Contatada pelo Matinal, a prefeitura de Poá, uma das primeiras a aprovar a criação de uma loteria municipal no País, ainda em agosto de 2021, afirmou que o modelo de implementação do serviço na cidade “encontra-se em tramitação pelos departamentos competentes para que seja aberto o processo licitatório, porém, ainda sem data prevista”. Já a prefeitura de Guarulhos, cujo Legislativo também aprovou a criação de uma loteria municipal, em junho de 2021, não respondeu até o fechamento desta reportagem. 

Sorte na tramitação

Proposta inicialmente em junho do ano passado pelo líder do governo no Legislativo porto-alegrense, o vereador Cláudio Janta (SD), o projeto foi adotado pelo Paço Municipal após o parlamentar emplacar junto à Comissão de Habitação, Transporte e Urbanização da Câmara um parecer que recomendava ao Executivo a criação da Lopoa. 

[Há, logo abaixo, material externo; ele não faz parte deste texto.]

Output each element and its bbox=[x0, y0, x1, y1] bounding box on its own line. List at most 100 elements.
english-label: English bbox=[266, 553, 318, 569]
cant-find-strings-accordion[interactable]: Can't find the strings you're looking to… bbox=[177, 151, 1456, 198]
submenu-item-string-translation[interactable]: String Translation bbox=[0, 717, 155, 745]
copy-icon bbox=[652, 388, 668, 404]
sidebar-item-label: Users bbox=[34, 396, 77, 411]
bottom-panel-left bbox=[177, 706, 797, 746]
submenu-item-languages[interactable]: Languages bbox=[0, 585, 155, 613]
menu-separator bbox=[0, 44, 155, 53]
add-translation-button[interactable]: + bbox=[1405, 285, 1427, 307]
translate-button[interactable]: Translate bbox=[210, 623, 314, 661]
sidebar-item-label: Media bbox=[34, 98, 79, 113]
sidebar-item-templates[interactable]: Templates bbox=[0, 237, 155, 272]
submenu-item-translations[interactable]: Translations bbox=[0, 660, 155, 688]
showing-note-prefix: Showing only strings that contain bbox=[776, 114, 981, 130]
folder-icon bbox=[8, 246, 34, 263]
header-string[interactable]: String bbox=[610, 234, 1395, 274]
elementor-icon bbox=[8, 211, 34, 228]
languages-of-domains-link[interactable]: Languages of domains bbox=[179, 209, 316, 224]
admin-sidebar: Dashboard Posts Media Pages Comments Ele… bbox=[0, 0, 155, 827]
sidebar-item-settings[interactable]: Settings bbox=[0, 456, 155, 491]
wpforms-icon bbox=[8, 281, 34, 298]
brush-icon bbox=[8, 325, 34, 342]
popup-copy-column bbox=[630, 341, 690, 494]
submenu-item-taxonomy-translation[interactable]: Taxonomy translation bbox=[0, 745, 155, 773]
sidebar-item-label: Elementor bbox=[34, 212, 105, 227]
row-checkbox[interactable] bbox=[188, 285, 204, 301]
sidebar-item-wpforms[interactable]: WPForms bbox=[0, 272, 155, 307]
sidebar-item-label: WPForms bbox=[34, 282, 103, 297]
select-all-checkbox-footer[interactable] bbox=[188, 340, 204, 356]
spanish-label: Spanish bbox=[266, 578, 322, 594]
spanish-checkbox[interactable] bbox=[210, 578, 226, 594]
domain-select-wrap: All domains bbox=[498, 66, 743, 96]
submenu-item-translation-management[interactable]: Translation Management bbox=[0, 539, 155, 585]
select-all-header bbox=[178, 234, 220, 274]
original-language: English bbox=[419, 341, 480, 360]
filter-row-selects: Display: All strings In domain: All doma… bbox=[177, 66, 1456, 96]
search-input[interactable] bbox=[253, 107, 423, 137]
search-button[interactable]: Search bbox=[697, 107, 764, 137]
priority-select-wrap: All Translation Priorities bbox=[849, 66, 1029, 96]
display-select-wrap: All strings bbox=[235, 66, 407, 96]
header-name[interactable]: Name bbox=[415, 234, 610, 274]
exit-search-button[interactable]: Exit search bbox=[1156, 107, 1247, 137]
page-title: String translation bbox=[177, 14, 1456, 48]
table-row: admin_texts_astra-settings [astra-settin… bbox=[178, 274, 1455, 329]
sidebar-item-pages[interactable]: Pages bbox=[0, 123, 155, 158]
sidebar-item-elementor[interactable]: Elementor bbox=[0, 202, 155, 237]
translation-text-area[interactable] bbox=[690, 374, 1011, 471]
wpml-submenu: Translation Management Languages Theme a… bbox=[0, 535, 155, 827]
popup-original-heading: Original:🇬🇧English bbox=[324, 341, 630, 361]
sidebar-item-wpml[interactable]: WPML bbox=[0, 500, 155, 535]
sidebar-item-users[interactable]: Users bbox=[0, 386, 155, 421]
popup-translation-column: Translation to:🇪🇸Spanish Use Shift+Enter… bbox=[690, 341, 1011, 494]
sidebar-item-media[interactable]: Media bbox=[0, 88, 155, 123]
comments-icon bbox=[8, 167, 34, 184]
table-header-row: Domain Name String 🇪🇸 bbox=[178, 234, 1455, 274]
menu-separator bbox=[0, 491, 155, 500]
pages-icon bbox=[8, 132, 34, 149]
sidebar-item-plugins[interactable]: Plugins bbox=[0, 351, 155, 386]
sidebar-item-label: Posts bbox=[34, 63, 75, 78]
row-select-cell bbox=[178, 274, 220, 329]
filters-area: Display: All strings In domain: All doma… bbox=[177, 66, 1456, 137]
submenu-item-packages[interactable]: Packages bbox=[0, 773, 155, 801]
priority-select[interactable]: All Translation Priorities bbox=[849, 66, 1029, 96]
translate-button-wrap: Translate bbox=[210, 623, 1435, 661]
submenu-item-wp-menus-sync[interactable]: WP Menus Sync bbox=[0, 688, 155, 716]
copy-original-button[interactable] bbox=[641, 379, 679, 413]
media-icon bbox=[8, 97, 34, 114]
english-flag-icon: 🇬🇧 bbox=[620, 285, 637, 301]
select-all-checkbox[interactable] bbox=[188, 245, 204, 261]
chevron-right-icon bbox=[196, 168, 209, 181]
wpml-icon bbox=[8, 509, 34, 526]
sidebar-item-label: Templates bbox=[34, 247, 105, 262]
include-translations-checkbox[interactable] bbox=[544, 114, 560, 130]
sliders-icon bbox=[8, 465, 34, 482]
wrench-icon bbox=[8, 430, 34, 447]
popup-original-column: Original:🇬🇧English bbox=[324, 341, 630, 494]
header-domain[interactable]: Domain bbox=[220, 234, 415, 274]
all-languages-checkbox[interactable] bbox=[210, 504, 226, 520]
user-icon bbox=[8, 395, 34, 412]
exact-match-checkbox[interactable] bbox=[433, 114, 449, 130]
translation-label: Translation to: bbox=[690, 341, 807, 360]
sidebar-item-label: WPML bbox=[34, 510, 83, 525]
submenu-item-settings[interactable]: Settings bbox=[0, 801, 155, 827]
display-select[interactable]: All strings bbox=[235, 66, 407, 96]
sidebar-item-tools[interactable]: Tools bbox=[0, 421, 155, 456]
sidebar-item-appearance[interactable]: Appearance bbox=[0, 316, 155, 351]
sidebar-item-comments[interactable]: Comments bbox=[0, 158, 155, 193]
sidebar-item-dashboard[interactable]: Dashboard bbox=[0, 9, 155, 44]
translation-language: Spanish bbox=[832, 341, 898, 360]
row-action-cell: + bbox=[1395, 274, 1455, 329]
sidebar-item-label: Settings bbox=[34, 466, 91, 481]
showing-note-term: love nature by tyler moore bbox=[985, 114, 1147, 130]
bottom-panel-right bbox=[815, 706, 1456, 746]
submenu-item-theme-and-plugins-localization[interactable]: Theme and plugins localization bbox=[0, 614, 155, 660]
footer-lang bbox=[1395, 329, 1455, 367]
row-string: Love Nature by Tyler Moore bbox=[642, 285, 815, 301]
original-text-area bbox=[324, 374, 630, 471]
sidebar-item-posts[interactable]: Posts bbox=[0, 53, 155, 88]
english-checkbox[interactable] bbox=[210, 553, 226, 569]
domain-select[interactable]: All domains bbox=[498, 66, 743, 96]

A ideia inicial era que a loteria financiasse diversos serviços, como Saúde, Educação, Segurança, Mobilidade Urbana e Assistência Social, mas a proposta foi substituída por um novo projeto feito pelo Paço, focado apenas no financiamento do transporte público. A proposta do Executivo foi aprovada para ir ao plenário após passar por uma análise jurídica relatada pelo próprio Janta na Comissão de Constituição e Justiça da Câmara, que também é presidida pelo vereador. 

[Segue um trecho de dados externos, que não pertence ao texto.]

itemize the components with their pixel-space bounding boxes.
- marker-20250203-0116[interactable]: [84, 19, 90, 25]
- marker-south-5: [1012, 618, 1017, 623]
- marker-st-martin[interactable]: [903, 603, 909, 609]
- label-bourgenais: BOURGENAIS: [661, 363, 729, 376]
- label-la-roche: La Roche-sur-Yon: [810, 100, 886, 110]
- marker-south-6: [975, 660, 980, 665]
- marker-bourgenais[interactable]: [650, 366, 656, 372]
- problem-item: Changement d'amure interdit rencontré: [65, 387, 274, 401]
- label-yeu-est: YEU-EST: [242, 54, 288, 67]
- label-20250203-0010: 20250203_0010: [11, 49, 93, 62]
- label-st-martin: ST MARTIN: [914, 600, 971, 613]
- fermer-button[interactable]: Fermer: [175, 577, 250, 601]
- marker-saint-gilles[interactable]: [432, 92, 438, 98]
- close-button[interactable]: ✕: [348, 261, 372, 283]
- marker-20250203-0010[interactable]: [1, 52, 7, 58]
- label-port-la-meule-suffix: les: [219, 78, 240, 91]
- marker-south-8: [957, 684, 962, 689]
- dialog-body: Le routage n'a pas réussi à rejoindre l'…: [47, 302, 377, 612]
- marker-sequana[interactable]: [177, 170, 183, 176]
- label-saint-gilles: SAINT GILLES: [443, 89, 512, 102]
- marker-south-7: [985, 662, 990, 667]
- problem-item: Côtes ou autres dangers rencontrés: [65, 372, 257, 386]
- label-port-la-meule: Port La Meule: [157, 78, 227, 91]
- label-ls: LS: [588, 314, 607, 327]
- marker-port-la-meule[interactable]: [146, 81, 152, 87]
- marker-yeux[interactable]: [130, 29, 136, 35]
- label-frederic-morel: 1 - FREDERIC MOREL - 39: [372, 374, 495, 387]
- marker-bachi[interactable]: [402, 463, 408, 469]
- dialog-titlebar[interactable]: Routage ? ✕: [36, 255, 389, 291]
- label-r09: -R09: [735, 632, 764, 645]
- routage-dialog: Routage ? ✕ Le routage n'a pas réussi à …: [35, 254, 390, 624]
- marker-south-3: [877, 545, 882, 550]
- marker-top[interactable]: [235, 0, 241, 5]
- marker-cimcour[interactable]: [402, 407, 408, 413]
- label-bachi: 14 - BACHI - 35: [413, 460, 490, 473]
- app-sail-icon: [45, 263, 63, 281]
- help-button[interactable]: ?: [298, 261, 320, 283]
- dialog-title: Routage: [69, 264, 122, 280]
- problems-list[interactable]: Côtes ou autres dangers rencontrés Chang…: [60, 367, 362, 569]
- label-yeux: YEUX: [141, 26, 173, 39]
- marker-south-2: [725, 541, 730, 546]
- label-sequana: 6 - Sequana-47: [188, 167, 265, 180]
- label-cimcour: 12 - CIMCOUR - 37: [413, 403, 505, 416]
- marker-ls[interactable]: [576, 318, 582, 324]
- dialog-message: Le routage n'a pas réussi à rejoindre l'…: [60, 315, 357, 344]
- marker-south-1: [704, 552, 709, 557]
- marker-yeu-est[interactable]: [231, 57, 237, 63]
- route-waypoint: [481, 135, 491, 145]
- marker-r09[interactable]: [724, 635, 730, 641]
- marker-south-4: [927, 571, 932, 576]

O próprio parecer emitido pela Procuradoria Legislativa apontou incerteza quanto à legalidade do projeto, mas não o obstruiu. “Embora permaneça certa dúvida sobre a competência material dos Municípios para instituir serviço público de loteria, não se pode falar em manifesta inconstitucionalidade que impeça, pelo menos nesta fase inicial, a tramitação da proposta em questão”, consta no documento, que amparou o relatório de Janta pela tramitação do projeto. Contatado, o vereador não respondeu aos pedidos de entrevista.

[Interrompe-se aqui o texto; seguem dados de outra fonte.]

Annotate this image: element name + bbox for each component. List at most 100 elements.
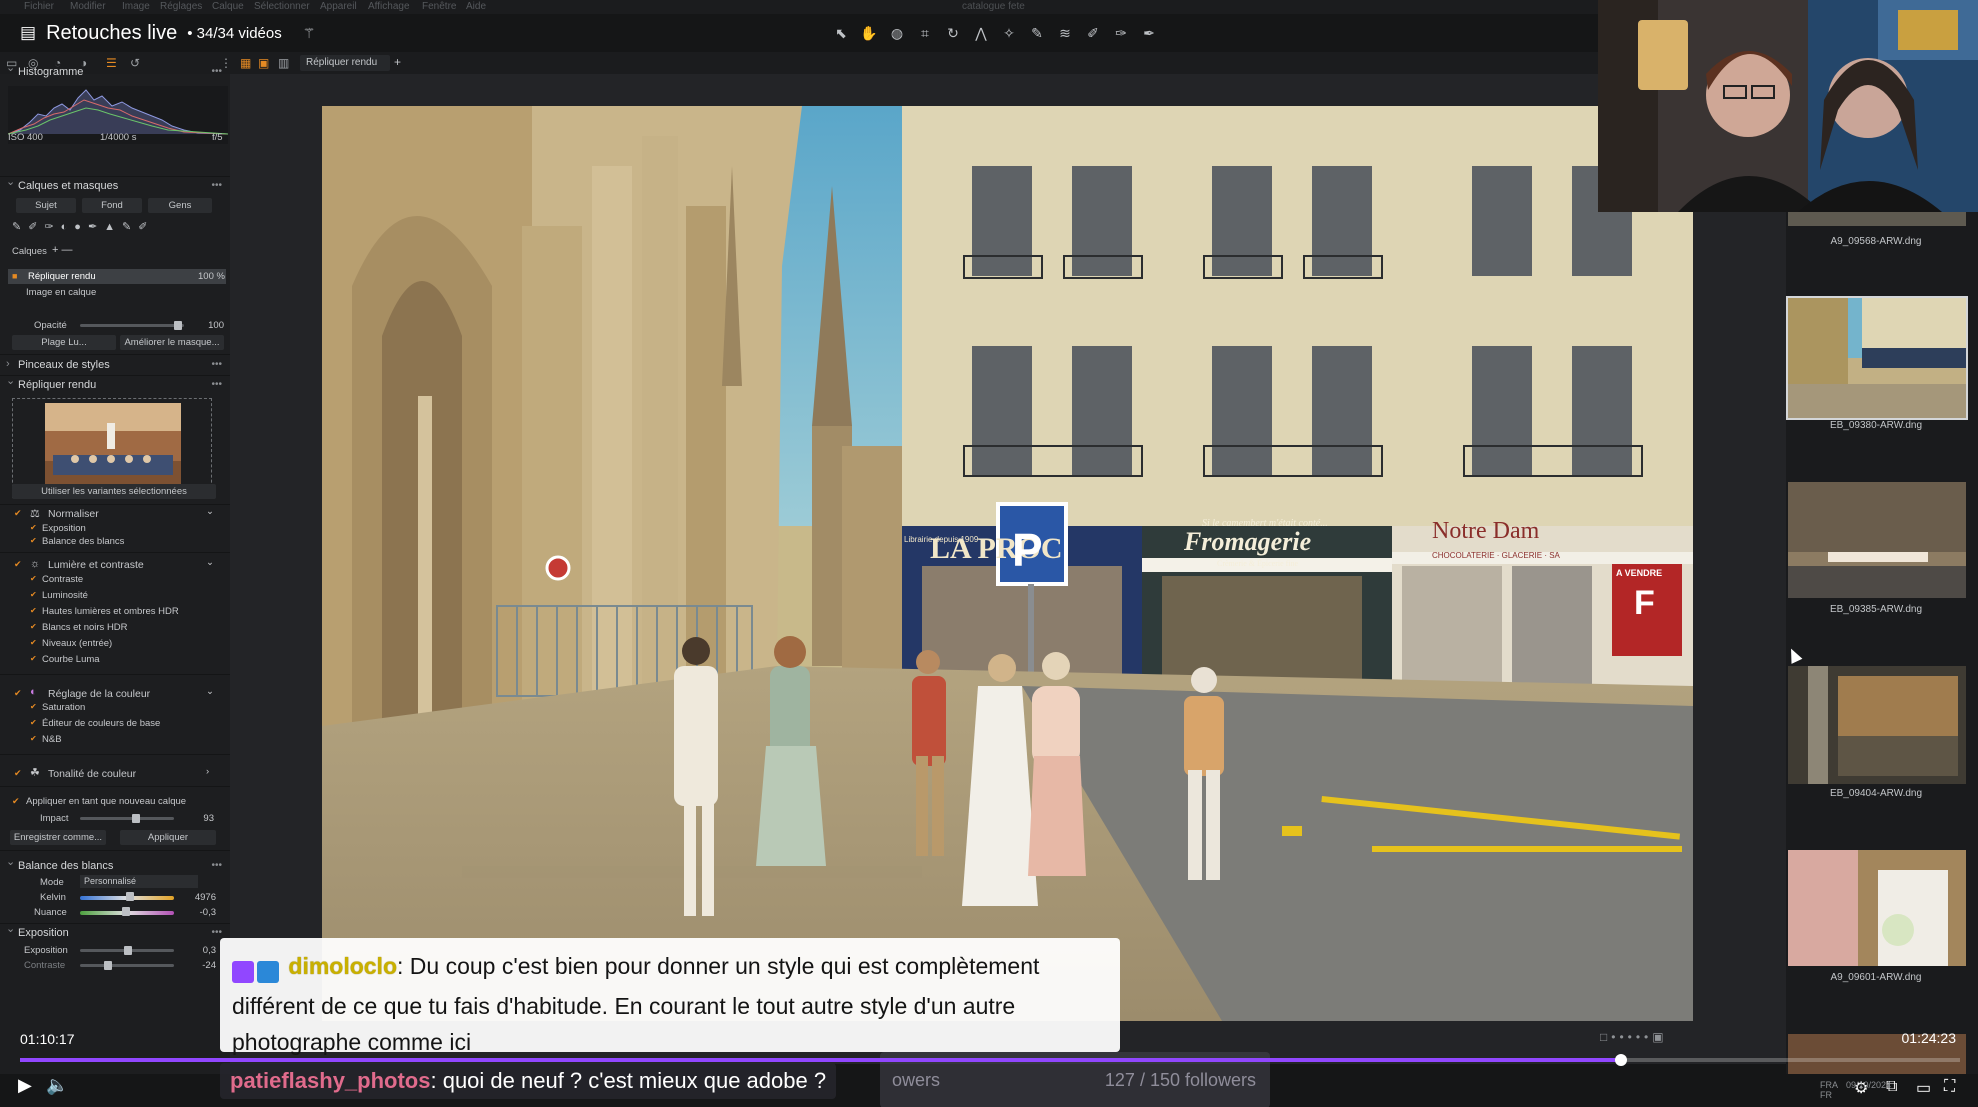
histogram-menu-icon[interactable]: •••	[211, 66, 222, 77]
luma-range-button[interactable]: Plage Lu...	[12, 335, 116, 350]
style-brushes-header[interactable]: Pinceaux de styles •••	[0, 358, 230, 375]
normalize-white-balance[interactable]: Balance des blancs	[30, 536, 124, 547]
rotate-tool-icon[interactable]: ↻	[944, 24, 962, 42]
refine-mask-button[interactable]: Améliorer le masque...	[120, 335, 224, 350]
exposure-header[interactable]: Exposition •••	[0, 922, 230, 943]
film-thumb-1[interactable]	[1788, 212, 1966, 226]
light-item-hdr-whites[interactable]: Blancs et noirs HDR	[30, 622, 128, 633]
apply-new-layer-check[interactable]: ✔	[12, 796, 20, 807]
crop-tool-icon[interactable]: ⌗	[916, 24, 934, 42]
white-balance-header[interactable]: Balance des blancs •••	[0, 855, 230, 876]
menu-appareil[interactable]: Appareil	[320, 1, 357, 12]
save-as-button[interactable]: Enregistrer comme...	[10, 830, 106, 845]
normalize-exposure[interactable]: Exposition	[30, 523, 86, 534]
wb-mode-select[interactable]: Personnalisé	[80, 875, 198, 888]
layer-check-icon[interactable]: ■	[12, 271, 17, 281]
menu-selectionner[interactable]: Sélectionner	[254, 1, 310, 12]
replicate-menu-icon[interactable]: •••	[211, 379, 222, 390]
color-item-basic-editor[interactable]: Éditeur de couleurs de base	[30, 718, 160, 729]
film-thumb-3[interactable]	[1788, 482, 1966, 598]
menu-calque[interactable]: Calque	[212, 1, 244, 12]
wand-tool-icon[interactable]: ⚚	[300, 24, 318, 42]
menu-affichage[interactable]: Affichage	[368, 1, 410, 12]
color-item-saturation[interactable]: Saturation	[30, 702, 85, 713]
active-layer-row[interactable]: ■ Répliquer rendu 100 %	[8, 269, 226, 284]
compare-view-icon[interactable]: ▥	[278, 56, 289, 70]
film-thumb-2[interactable]	[1786, 296, 1968, 420]
light-chevron-icon[interactable]: ⌄	[206, 557, 214, 568]
contrast-slider[interactable]	[80, 964, 174, 967]
light-item-brightness[interactable]: Luminosité	[30, 590, 88, 601]
menu-fichier[interactable]: Fichier	[24, 1, 54, 12]
impact-slider[interactable]	[80, 817, 174, 820]
exposure-menu-icon[interactable]: •••	[211, 927, 222, 938]
add-layer-icon[interactable]: + —	[52, 244, 72, 256]
spot-tool-icon[interactable]: ✧	[1000, 24, 1018, 42]
grid-view-icon[interactable]: ▦	[240, 56, 251, 70]
nuance-slider-thumb[interactable]	[122, 907, 130, 916]
eraser-tool-icon[interactable]: ✐	[1084, 24, 1102, 42]
light-item-hdr-highlights[interactable]: Hautes lumières et ombres HDR	[30, 606, 179, 617]
impact-slider-thumb[interactable]	[132, 814, 140, 823]
page-indicator-icon[interactable]: □•••••▣	[1600, 1030, 1668, 1044]
normalize-chevron-icon[interactable]: ⌄	[206, 506, 214, 517]
brush-tool-icon[interactable]: ✎	[1028, 24, 1046, 42]
menu-fenetre[interactable]: Fenêtre	[422, 1, 456, 12]
theatre-mode-icon[interactable]: ▭	[1916, 1078, 1931, 1098]
histogram-header[interactable]: Histogramme •••	[0, 61, 230, 82]
picker-tool-icon[interactable]: ✑	[1112, 24, 1130, 42]
color-check[interactable]: ✔	[14, 688, 22, 699]
kelvin-slider-thumb[interactable]	[126, 892, 134, 901]
tonality-chevron-icon[interactable]: ›	[206, 766, 209, 777]
progress-knob[interactable]	[1614, 1054, 1627, 1066]
film-thumb-4[interactable]	[1788, 666, 1966, 784]
playlist-icon[interactable]: ▤	[20, 23, 36, 43]
reference-image-drop[interactable]	[12, 398, 212, 498]
chat-username-2[interactable]: patieflashy_photos	[230, 1068, 430, 1093]
people-button[interactable]: Gens	[148, 198, 212, 213]
play-icon[interactable]: ▶	[18, 1075, 32, 1096]
brushes-menu-icon[interactable]: •••	[211, 359, 222, 370]
tonality-check[interactable]: ✔	[14, 768, 22, 779]
use-variants-button[interactable]: Utiliser les variantes sélectionnées	[12, 484, 216, 499]
menu-aide[interactable]: Aide	[466, 1, 486, 12]
annotate-tool-icon[interactable]: ✒	[1140, 24, 1158, 42]
color-chevron-icon[interactable]: ⌄	[206, 686, 214, 697]
fullscreen-icon[interactable]: ⛶	[1944, 1078, 1955, 1096]
color-item-bw[interactable]: N&B	[30, 734, 62, 745]
style-dropdown[interactable]: Répliquer rendu	[300, 55, 390, 71]
menu-modifier[interactable]: Modifier	[70, 1, 106, 12]
image-viewer[interactable]: LA PROC Librairie depuis 1909 Fromagerie…	[230, 74, 1786, 1064]
subject-button[interactable]: Sujet	[16, 198, 76, 213]
contrast-slider-thumb[interactable]	[104, 961, 112, 970]
layers-masks-header[interactable]: Calques et masques •••	[0, 175, 230, 196]
background-button[interactable]: Fond	[82, 198, 142, 213]
opacity-slider[interactable]	[80, 324, 184, 327]
opacity-slider-thumb[interactable]	[174, 321, 182, 330]
layers-menu-icon[interactable]: •••	[211, 180, 222, 191]
progress-bar[interactable]	[20, 1054, 1960, 1066]
light-item-levels[interactable]: Niveaux (entrée)	[30, 638, 112, 649]
volume-icon[interactable]: 🔈	[46, 1075, 68, 1096]
light-item-luma-curve[interactable]: Courbe Luma	[30, 654, 100, 665]
apply-button[interactable]: Appliquer	[120, 830, 216, 845]
exposure-slider-thumb[interactable]	[124, 946, 132, 955]
light-item-contrast[interactable]: Contraste	[30, 574, 83, 585]
keystone-tool-icon[interactable]: ⋀	[972, 24, 990, 42]
mask-tools-row[interactable]: ✎✐✑◐●✒▲✎✐	[12, 220, 224, 234]
wb-menu-icon[interactable]: •••	[211, 860, 222, 871]
select-tool-icon[interactable]: ⬉	[832, 24, 850, 42]
replicate-render-header[interactable]: Répliquer rendu •••	[0, 374, 230, 395]
single-view-icon[interactable]: ▣	[258, 56, 269, 70]
normalize-check[interactable]: ✔	[14, 508, 22, 519]
main-photo[interactable]: LA PROC Librairie depuis 1909 Fromagerie…	[322, 106, 1693, 1021]
gradient-tool-icon[interactable]: ≋	[1056, 24, 1074, 42]
film-thumb-5[interactable]	[1788, 850, 1966, 966]
menu-image[interactable]: Image	[122, 1, 150, 12]
light-check[interactable]: ✔	[14, 559, 22, 570]
camera-tool-icon[interactable]: ◍	[888, 24, 906, 42]
add-button[interactable]: +	[394, 55, 401, 69]
pan-tool-icon[interactable]: ✋	[860, 24, 878, 42]
menu-reglages[interactable]: Réglages	[160, 1, 202, 12]
chat-username-1[interactable]: dimoloclo	[288, 953, 397, 979]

Questionada sobre a legalidade do projeto aprovado, a Prefeitura encaminhou as dúvidas à Procuradoria-Geral do Município (PGM), que afirmou que vai sustentar a legalidade da loteria municipal em caso de judicialização. “A decisão do STF autoriza os entes federativos (à exploração lotérica). No caso, tratava-se de Estado, mas não há decisão excluindo os municípios”, explicou a PGM. 

Em novembro de 2021, a Associação Brasileira de Concursos Lotéricos, Sorteios e Assemelhados (Abracos) manifestou contrariedade à criação de loterias municipais. De acordo com o advogado Roberto Brasil, por meio de seu escritório, a entidade fez uma representação à Advocacia-Geral da União (AGU) para que uma Ação Direta de Inconstitucionalidade (ADI) fosse movida contra as loterias municipais. Contatada pelo Matinal para saber se o órgão pretende questionar o tema no STF, a AGU respondeu que não comenta suas estratégias judiciais.